According to the SEC’s complaint, the alleged scheme continued until November 2016, when Thondavadi and Desai were arrested and criminally charged with fraud. QFOR announced their resignations in December 2016 and disclosed that the company’s financial reports could no longer be relied upon and required a restatement.
“As alleged in our complaint, Thondavadi and Desai perpetrated a multi-faceted scheme to mislead investors about QFOR’s financial condition and secretly enrich themselves,” said David Glockner, Director of the SEC’s Chicago Regional Office.
The SEC’s complaint charges QFOR with filing false and misleading quarterly, annual, and other reports, failing to make and keep accurate books and records, and internal accounting control failures. Subject to court approval, and without admitting or denying the allegations, QFOR consented to an order to permanently enjoin the company from further antifraud, reporting, books and records, and internal control violations. The court will determine at a later date whether disgorgement or a financial penalty should be imposed against QFOR.
Thondavadi and Desai are charged with multiple violations, including fraud, falsifying books and records, lying to auditors, falsely certifying QFOR’s filings, and aiding and abetting QFOR’s alleged violations.
In a parallel action, the U.S. Attorney’s Office for the Northern District of Illinois today announced additional criminal charges against Thondavadi and Desai, including charges that Thondavadi and Desai attempted to obstruct the SEC’s investigation, lied to the SEC under oath, and paid two individuals to lie to the SEC in the course of its investigation.

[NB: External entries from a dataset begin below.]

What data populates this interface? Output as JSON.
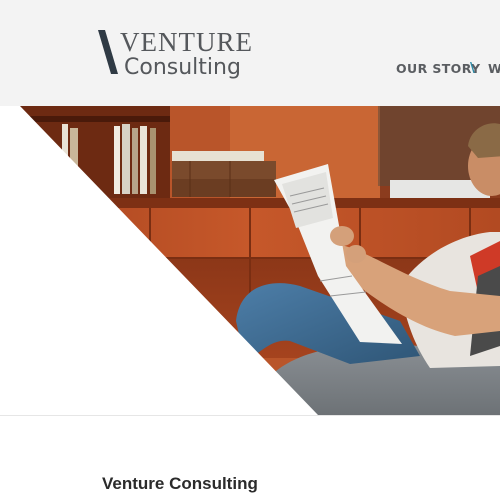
{
  "brand": {
    "name_line1": "VENTURE",
    "name_line2": "Consulting",
    "accent_color": "#2b8aa6",
    "text_color": "#55585c"
  },
  "nav": {
    "items": [
      {
        "label": "OUR STORY"
      },
      {
        "label": "W"
      }
    ],
    "separator": "\\"
  },
  "hero": {
    "image_description_icon": "man-reading-newspaper-photo"
  },
  "content": {
    "title": "Venture Consulting"
  }
}
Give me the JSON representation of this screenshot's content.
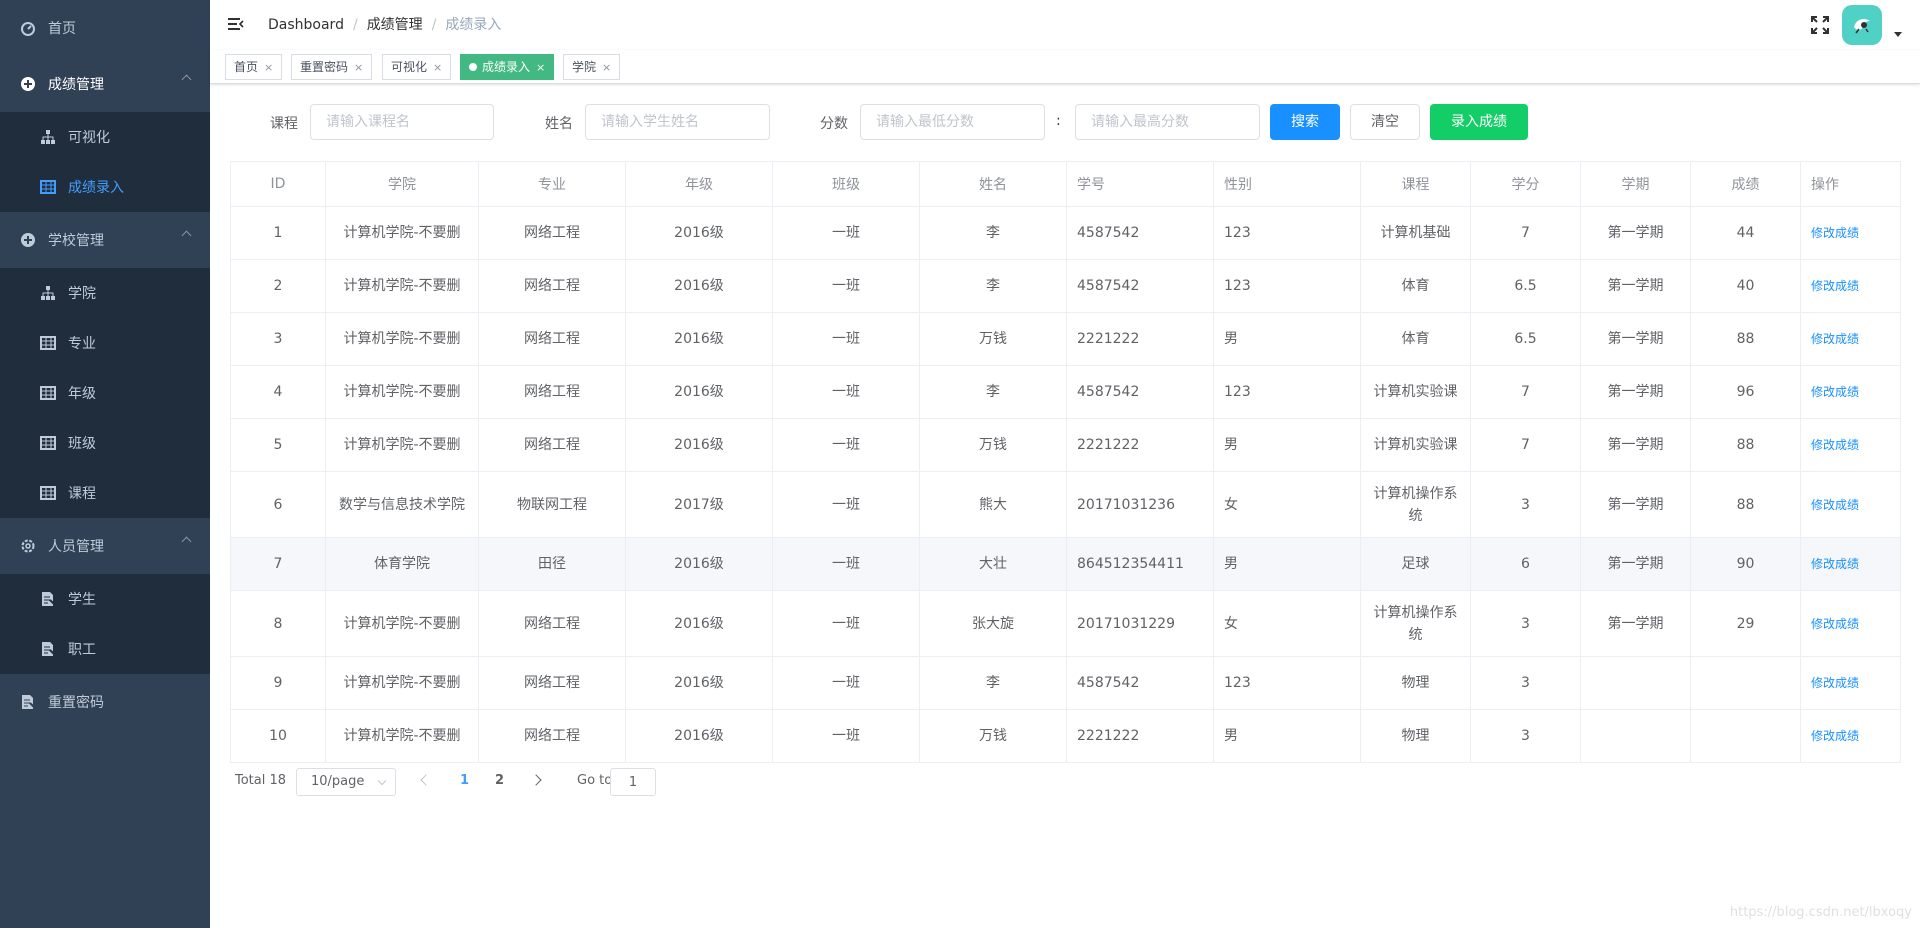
{
  "sidebar": {
    "home": "首页",
    "groups": [
      {
        "title": "成绩管理",
        "items": [
          "可视化",
          "成绩录入"
        ]
      },
      {
        "title": "学校管理",
        "items": [
          "学院",
          "专业",
          "年级",
          "班级",
          "课程"
        ]
      },
      {
        "title": "人员管理",
        "items": [
          "学生",
          "职工"
        ]
      }
    ],
    "reset_password": "重置密码"
  },
  "breadcrumb": [
    "Dashboard",
    "成绩管理",
    "成绩录入"
  ],
  "tags": [
    {
      "label": "首页",
      "close": "×"
    },
    {
      "label": "重置密码",
      "close": "×"
    },
    {
      "label": "可视化",
      "close": "×"
    },
    {
      "label": "成绩录入",
      "close": "×"
    },
    {
      "label": "学院",
      "close": "×"
    }
  ],
  "filter": {
    "course_label": "课程",
    "course_placeholder": "请输入课程名",
    "name_label": "姓名",
    "name_placeholder": "请输入学生姓名",
    "score_label": "分数",
    "min_placeholder": "请输入最低分数",
    "colon": ":",
    "max_placeholder": "请输入最高分数",
    "search": "搜索",
    "clear": "清空",
    "add": "录入成绩"
  },
  "table": {
    "headers": [
      "ID",
      "学院",
      "专业",
      "年级",
      "班级",
      "姓名",
      "学号",
      "性别",
      "课程",
      "学分",
      "学期",
      "成绩",
      "操作"
    ],
    "rows": [
      [
        "1",
        "计算机学院-不要删",
        "网络工程",
        "2016级",
        "一班",
        "李",
        "4587542",
        "123",
        "计算机基础",
        "7",
        "第一学期",
        "44",
        "修改成绩"
      ],
      [
        "2",
        "计算机学院-不要删",
        "网络工程",
        "2016级",
        "一班",
        "李",
        "4587542",
        "123",
        "体育",
        "6.5",
        "第一学期",
        "40",
        "修改成绩"
      ],
      [
        "3",
        "计算机学院-不要删",
        "网络工程",
        "2016级",
        "一班",
        "万钱",
        "2221222",
        "男",
        "体育",
        "6.5",
        "第一学期",
        "88",
        "修改成绩"
      ],
      [
        "4",
        "计算机学院-不要删",
        "网络工程",
        "2016级",
        "一班",
        "李",
        "4587542",
        "123",
        "计算机实验课",
        "7",
        "第一学期",
        "96",
        "修改成绩"
      ],
      [
        "5",
        "计算机学院-不要删",
        "网络工程",
        "2016级",
        "一班",
        "万钱",
        "2221222",
        "男",
        "计算机实验课",
        "7",
        "第一学期",
        "88",
        "修改成绩"
      ],
      [
        "6",
        "数学与信息技术学院",
        "物联网工程",
        "2017级",
        "一班",
        "熊大",
        "20171031236",
        "女",
        "计算机操作系统",
        "3",
        "第一学期",
        "88",
        "修改成绩"
      ],
      [
        "7",
        "体育学院",
        "田径",
        "2016级",
        "一班",
        "大壮",
        "864512354411",
        "男",
        "足球",
        "6",
        "第一学期",
        "90",
        "修改成绩"
      ],
      [
        "8",
        "计算机学院-不要删",
        "网络工程",
        "2016级",
        "一班",
        "张大旋",
        "20171031229",
        "女",
        "计算机操作系统",
        "3",
        "第一学期",
        "29",
        "修改成绩"
      ],
      [
        "9",
        "计算机学院-不要删",
        "网络工程",
        "2016级",
        "一班",
        "李",
        "4587542",
        "123",
        "物理",
        "3",
        "",
        "",
        "修改成绩"
      ],
      [
        "10",
        "计算机学院-不要删",
        "网络工程",
        "2016级",
        "一班",
        "万钱",
        "2221222",
        "男",
        "物理",
        "3",
        "",
        "",
        "修改成绩"
      ]
    ]
  },
  "pagination": {
    "total": "Total 18",
    "page_size": "10/page",
    "pages": [
      "1",
      "2"
    ],
    "current": "1",
    "goto_label": "Go to",
    "goto_value": "1"
  },
  "watermark": "https://blog.csdn.net/lbxoqy",
  "colors": {
    "sidebar": "#304156",
    "submenu": "#1f2d3d",
    "active": "#409eff",
    "tag_active": "#42b983",
    "primary": "#1890ff",
    "success": "#13ce66"
  }
}
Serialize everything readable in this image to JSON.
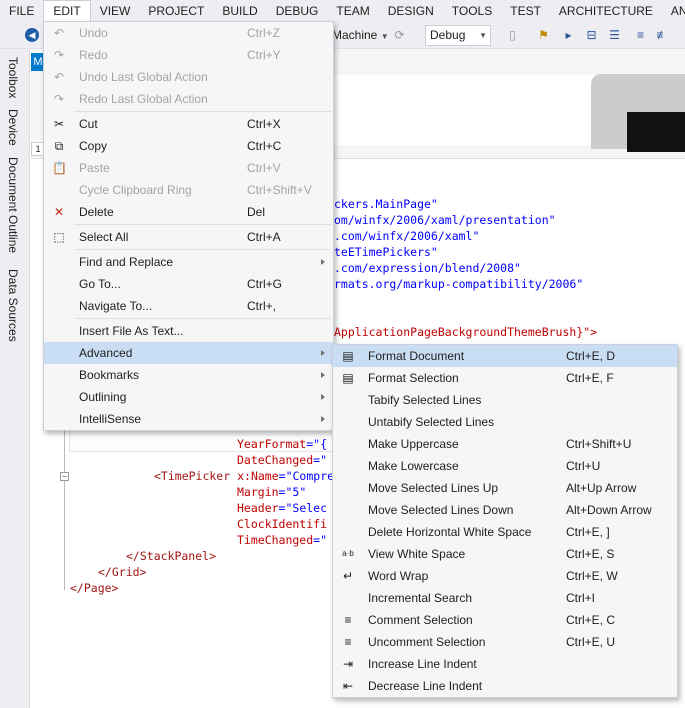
{
  "menubar": [
    "FILE",
    "EDIT",
    "VIEW",
    "PROJECT",
    "BUILD",
    "DEBUG",
    "TEAM",
    "DESIGN",
    "TOOLS",
    "TEST",
    "ARCHITECTURE",
    "ANALYZ"
  ],
  "toolbar": {
    "target_label": "Machine",
    "config_value": "Debug"
  },
  "side_tabs": [
    "Toolbox",
    "Device",
    "Document Outline",
    "Data Sources"
  ],
  "designer": {
    "tab_label": "M",
    "row_marker": "1"
  },
  "code_lines": [
    {
      "text": "ckers.MainPage\"",
      "cls": "c-str"
    },
    {
      "text": "om/winfx/2006/xaml/presentation\"",
      "cls": "c-str"
    },
    {
      "text": ".com/winfx/2006/xaml\"",
      "cls": "c-str"
    },
    {
      "text": "teETimePickers\"",
      "cls": "c-str"
    },
    {
      "text": ".com/expression/blend/2008\"",
      "cls": "c-str"
    },
    {
      "text": "rmats.org/markup-compatibility/2006\"",
      "cls": "c-str"
    }
  ],
  "code_bg_brush": "ApplicationPageBackgroundThemeBrush}\">",
  "code_lower": {
    "year_format_attr": "YearFormat",
    "year_format_val": "=\"{",
    "date_changed_attr": "DateChanged",
    "date_changed_val": "=\"",
    "timepicker_tag": "<TimePicker",
    "xname_attr": "x:Name",
    "xname_val": "=\"Compre",
    "margin_attr": "Margin",
    "margin_val": "=\"5\"",
    "header_attr": "Header",
    "header_val": "=\"Selec",
    "clock_attr": "ClockIdentifi",
    "timechanged_attr": "TimeChanged",
    "timechanged_val": "=\"",
    "end_stackpanel": "</StackPanel>",
    "end_grid": "</Grid>",
    "end_page": "</Page>"
  },
  "edit_menu": [
    {
      "type": "item",
      "label": "Undo",
      "shortcut": "Ctrl+Z",
      "disabled": true,
      "icon": "undo-icon",
      "glyph": "↶"
    },
    {
      "type": "item",
      "label": "Redo",
      "shortcut": "Ctrl+Y",
      "disabled": true,
      "icon": "redo-icon",
      "glyph": "↷"
    },
    {
      "type": "item",
      "label": "Undo Last Global Action",
      "shortcut": "",
      "disabled": true,
      "icon": "undo-global-icon",
      "glyph": "↶"
    },
    {
      "type": "item",
      "label": "Redo Last Global Action",
      "shortcut": "",
      "disabled": true,
      "icon": "redo-global-icon",
      "glyph": "↷"
    },
    {
      "type": "sep"
    },
    {
      "type": "item",
      "label": "Cut",
      "shortcut": "Ctrl+X",
      "icon": "scissors-icon",
      "glyph": "✂"
    },
    {
      "type": "item",
      "label": "Copy",
      "shortcut": "Ctrl+C",
      "icon": "copy-icon",
      "glyph": "⧉"
    },
    {
      "type": "item",
      "label": "Paste",
      "shortcut": "Ctrl+V",
      "disabled": true,
      "icon": "paste-icon",
      "glyph": "📋"
    },
    {
      "type": "item",
      "label": "Cycle Clipboard Ring",
      "shortcut": "Ctrl+Shift+V",
      "disabled": true,
      "icon": "",
      "glyph": ""
    },
    {
      "type": "item",
      "label": "Delete",
      "shortcut": "Del",
      "icon": "delete-x-icon",
      "glyph": "✕"
    },
    {
      "type": "sep"
    },
    {
      "type": "item",
      "label": "Select All",
      "shortcut": "Ctrl+A",
      "icon": "select-all-icon",
      "glyph": "⬚"
    },
    {
      "type": "sep"
    },
    {
      "type": "item",
      "label": "Find and Replace",
      "shortcut": "",
      "submenu": true,
      "icon": "",
      "glyph": ""
    },
    {
      "type": "item",
      "label": "Go To...",
      "shortcut": "Ctrl+G",
      "icon": "",
      "glyph": ""
    },
    {
      "type": "item",
      "label": "Navigate To...",
      "shortcut": "Ctrl+,",
      "icon": "",
      "glyph": ""
    },
    {
      "type": "sep"
    },
    {
      "type": "item",
      "label": "Insert File As Text...",
      "shortcut": "",
      "icon": "",
      "glyph": ""
    },
    {
      "type": "item",
      "label": "Advanced",
      "shortcut": "",
      "submenu": true,
      "highlight": true,
      "icon": "",
      "glyph": ""
    },
    {
      "type": "item",
      "label": "Bookmarks",
      "shortcut": "",
      "submenu": true,
      "icon": "",
      "glyph": ""
    },
    {
      "type": "item",
      "label": "Outlining",
      "shortcut": "",
      "submenu": true,
      "icon": "",
      "glyph": ""
    },
    {
      "type": "item",
      "label": "IntelliSense",
      "shortcut": "",
      "submenu": true,
      "icon": "",
      "glyph": ""
    }
  ],
  "advanced_menu": [
    {
      "label": "Format Document",
      "shortcut": "Ctrl+E, D",
      "highlight": true,
      "icon": "format-document-icon",
      "glyph": "▤"
    },
    {
      "label": "Format Selection",
      "shortcut": "Ctrl+E, F",
      "icon": "format-selection-icon",
      "glyph": "▤"
    },
    {
      "label": "Tabify Selected Lines",
      "shortcut": "",
      "icon": "",
      "glyph": ""
    },
    {
      "label": "Untabify Selected Lines",
      "shortcut": "",
      "icon": "",
      "glyph": ""
    },
    {
      "label": "Make Uppercase",
      "shortcut": "Ctrl+Shift+U",
      "icon": "",
      "glyph": ""
    },
    {
      "label": "Make Lowercase",
      "shortcut": "Ctrl+U",
      "icon": "",
      "glyph": ""
    },
    {
      "label": "Move Selected Lines Up",
      "shortcut": "Alt+Up Arrow",
      "icon": "",
      "glyph": ""
    },
    {
      "label": "Move Selected Lines Down",
      "shortcut": "Alt+Down Arrow",
      "icon": "",
      "glyph": ""
    },
    {
      "label": "Delete Horizontal White Space",
      "shortcut": "Ctrl+E, ]",
      "icon": "",
      "glyph": ""
    },
    {
      "label": "View White Space",
      "shortcut": "Ctrl+E, S",
      "icon": "view-whitespace-icon",
      "glyph": "a·b"
    },
    {
      "label": "Word Wrap",
      "shortcut": "Ctrl+E, W",
      "icon": "word-wrap-icon",
      "glyph": "↵"
    },
    {
      "label": "Incremental Search",
      "shortcut": "Ctrl+I",
      "icon": "",
      "glyph": ""
    },
    {
      "label": "Comment Selection",
      "shortcut": "Ctrl+E, C",
      "icon": "comment-selection-icon",
      "glyph": "≡"
    },
    {
      "label": "Uncomment Selection",
      "shortcut": "Ctrl+E, U",
      "icon": "uncomment-selection-icon",
      "glyph": "≡"
    },
    {
      "label": "Increase Line Indent",
      "shortcut": "",
      "icon": "increase-indent-icon",
      "glyph": "⇥"
    },
    {
      "label": "Decrease Line Indent",
      "shortcut": "",
      "icon": "decrease-indent-icon",
      "glyph": "⇤"
    }
  ]
}
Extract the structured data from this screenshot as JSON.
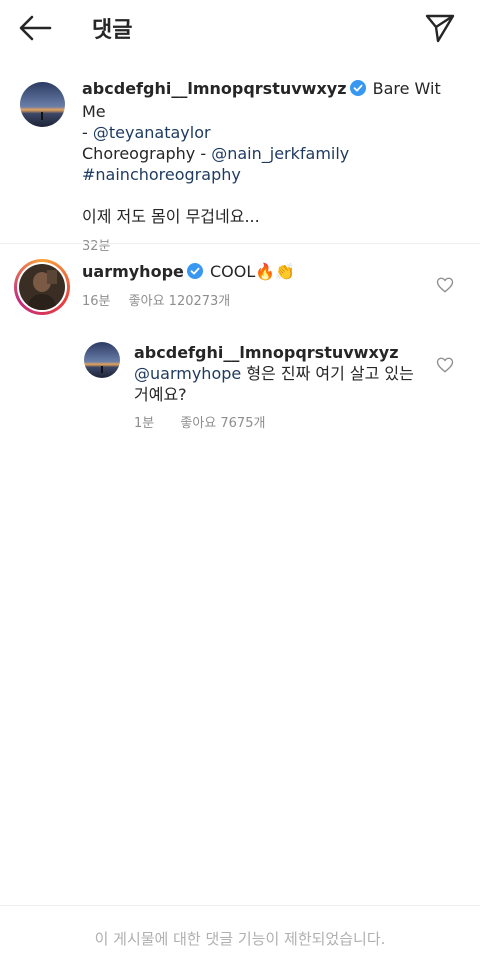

The SEC’s complaint seeks injunctions and return of allegedly ill-gotten gains plus interest and penalties against the company and the former executives as well as officer-and-director bars against Thondavadi and Desai.
The SEC’s investigation, which is continuing, is being conducted by Meredith J. Laval, Robin Andrews, and Rebecca Hollenbeck of the Chicago Regional Office. Michael Foster, Mr. Andrews, and Ms. Laval will lead the litigation. The case is being supervised by Amy S. Cotter and Robert J. Burson.
The SEC appreciates the assistance of the U.S. Attorney’s Office for the Northern District of Illinois and the Federal Bureau of Investigation’s Chicago Field Office.